You can run saykit extract as often as you like, your translators' work is never overwritten.

Watch mode

For iterative development, use --watch:

pnpm saykit extract --watch

The CLI does an initial scan, then watches the working directory for changes. When a file inside any bucket changes, it re-extracts from that file and re-writes the catalogue. Removed files are also detected and their entries dropped.

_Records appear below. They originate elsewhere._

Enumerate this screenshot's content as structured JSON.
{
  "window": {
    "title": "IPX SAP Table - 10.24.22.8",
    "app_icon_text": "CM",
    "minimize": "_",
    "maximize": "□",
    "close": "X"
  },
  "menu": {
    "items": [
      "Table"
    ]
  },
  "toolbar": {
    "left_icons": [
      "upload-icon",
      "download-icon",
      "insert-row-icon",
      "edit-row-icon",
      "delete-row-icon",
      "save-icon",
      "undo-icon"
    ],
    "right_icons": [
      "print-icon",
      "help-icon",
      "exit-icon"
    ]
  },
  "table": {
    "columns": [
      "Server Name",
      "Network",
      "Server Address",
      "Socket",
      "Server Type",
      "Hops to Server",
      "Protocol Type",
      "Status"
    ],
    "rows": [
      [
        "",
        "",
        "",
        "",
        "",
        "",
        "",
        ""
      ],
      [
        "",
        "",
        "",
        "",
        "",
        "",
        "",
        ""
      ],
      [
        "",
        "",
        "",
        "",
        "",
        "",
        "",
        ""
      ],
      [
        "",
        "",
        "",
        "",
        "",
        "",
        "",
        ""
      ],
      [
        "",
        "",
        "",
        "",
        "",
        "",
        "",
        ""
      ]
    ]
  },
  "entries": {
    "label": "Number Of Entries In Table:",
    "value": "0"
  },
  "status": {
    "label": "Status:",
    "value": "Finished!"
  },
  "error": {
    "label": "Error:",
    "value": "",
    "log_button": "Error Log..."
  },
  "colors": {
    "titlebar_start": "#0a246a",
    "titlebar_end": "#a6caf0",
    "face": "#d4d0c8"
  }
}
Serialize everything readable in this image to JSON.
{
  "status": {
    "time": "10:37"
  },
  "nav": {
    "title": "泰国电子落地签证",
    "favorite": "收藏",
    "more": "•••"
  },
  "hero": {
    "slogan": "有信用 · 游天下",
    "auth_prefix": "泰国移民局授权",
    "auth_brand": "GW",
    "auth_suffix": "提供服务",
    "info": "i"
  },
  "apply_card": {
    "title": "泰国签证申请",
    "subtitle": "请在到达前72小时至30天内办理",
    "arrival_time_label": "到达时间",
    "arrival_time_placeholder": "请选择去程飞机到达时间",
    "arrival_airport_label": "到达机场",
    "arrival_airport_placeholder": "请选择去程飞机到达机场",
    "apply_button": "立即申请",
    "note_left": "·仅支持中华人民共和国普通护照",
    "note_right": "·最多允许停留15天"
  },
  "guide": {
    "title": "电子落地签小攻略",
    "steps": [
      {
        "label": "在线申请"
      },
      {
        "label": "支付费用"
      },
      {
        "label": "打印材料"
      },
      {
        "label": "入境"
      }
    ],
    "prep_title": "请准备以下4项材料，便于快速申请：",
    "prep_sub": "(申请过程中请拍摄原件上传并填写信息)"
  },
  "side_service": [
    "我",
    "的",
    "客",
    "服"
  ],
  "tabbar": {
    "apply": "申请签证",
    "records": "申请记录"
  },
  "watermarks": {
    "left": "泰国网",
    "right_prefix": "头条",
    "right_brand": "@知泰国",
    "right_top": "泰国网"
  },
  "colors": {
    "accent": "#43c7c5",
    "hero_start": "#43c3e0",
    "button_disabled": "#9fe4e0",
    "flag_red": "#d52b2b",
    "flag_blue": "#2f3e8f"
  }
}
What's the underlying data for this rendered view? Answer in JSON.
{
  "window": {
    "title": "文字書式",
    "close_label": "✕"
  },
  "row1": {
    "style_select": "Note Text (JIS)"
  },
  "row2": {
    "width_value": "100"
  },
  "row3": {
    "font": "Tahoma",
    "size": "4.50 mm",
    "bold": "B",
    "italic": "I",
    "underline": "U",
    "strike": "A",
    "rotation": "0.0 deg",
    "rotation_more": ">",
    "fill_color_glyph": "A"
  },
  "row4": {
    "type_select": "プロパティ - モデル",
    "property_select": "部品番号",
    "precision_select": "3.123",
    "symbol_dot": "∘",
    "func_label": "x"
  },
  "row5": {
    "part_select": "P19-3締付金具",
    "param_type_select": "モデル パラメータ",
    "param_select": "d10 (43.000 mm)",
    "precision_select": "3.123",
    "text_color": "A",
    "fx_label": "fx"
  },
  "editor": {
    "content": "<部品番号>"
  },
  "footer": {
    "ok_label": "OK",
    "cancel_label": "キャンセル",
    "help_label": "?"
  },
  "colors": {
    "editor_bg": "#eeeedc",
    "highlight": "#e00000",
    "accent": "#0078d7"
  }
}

Watch mode is debounced and bucket-aware, files outside any bucket's globs are ignored.

Logging

pnpm saykit extract             # default, concise output
pnpm saykit extract --verbose   # include per-file step logging
pnpm saykit extract --quiet     # suppress all logs

A normal run looks like:

🛠 Extracting Messages
  Scanning bucket: src/**/*.{ts,tsx}
    Found 42 file(s)
  Total extracted messages: 137
  Writing 137 messages to locales
    Writing locale file for en to disk
    Writing locale file for fr to disk
  ✓ Extraction complete for bucket: src/**/*.{ts,tsx}

Buckets and multi-bucket projects

When you have multiple buckets, each is processed independently, in parallel for the initial scan, and independently for watch. Different buckets can use different formatters and transformers, and produce entirely separate translation files.

saykit.config.ts
buckets: [
  {
    include: ['src/app/**/*.{ts,tsx}'],
    output: 'src/locales/{locale}.{extension}',
    formatter: po(),
    transformer: [js(), jsx()],
  },
  {
    include: ['src/emails/**/*.ts'],
    output: 'src/emails/locales/{locale}.{extension}',
    formatter: po(),
    transformer: js(),
  },
];

A message authored in both buckets ends up in both catalogues. That's usually what you want for shared strings, but if you'd rather keep them separate, narrow your include globs.

CI

For continuous integration, extract once and verify the result is clean:

- run: pnpm saykit extract
- run: git diff --exit-code

This fails the build if anyone forgot to run extraction, useful for keeping translation files in sync with code.

What gets generated

For each bucket output:

FilePurpose
{locale}.poThe catalogue, in whatever format the bucket's formatter produces
{locale}.po.d.tsGeneric TS declaration so import en from './locales/en.po' types
.gitignoreMarks *.po.d.ts as generated (commit .po files, ignore .d.ts)

The .gitignore is written to the output directory automatically. You can override or extend it, SayKit will only write a missing one.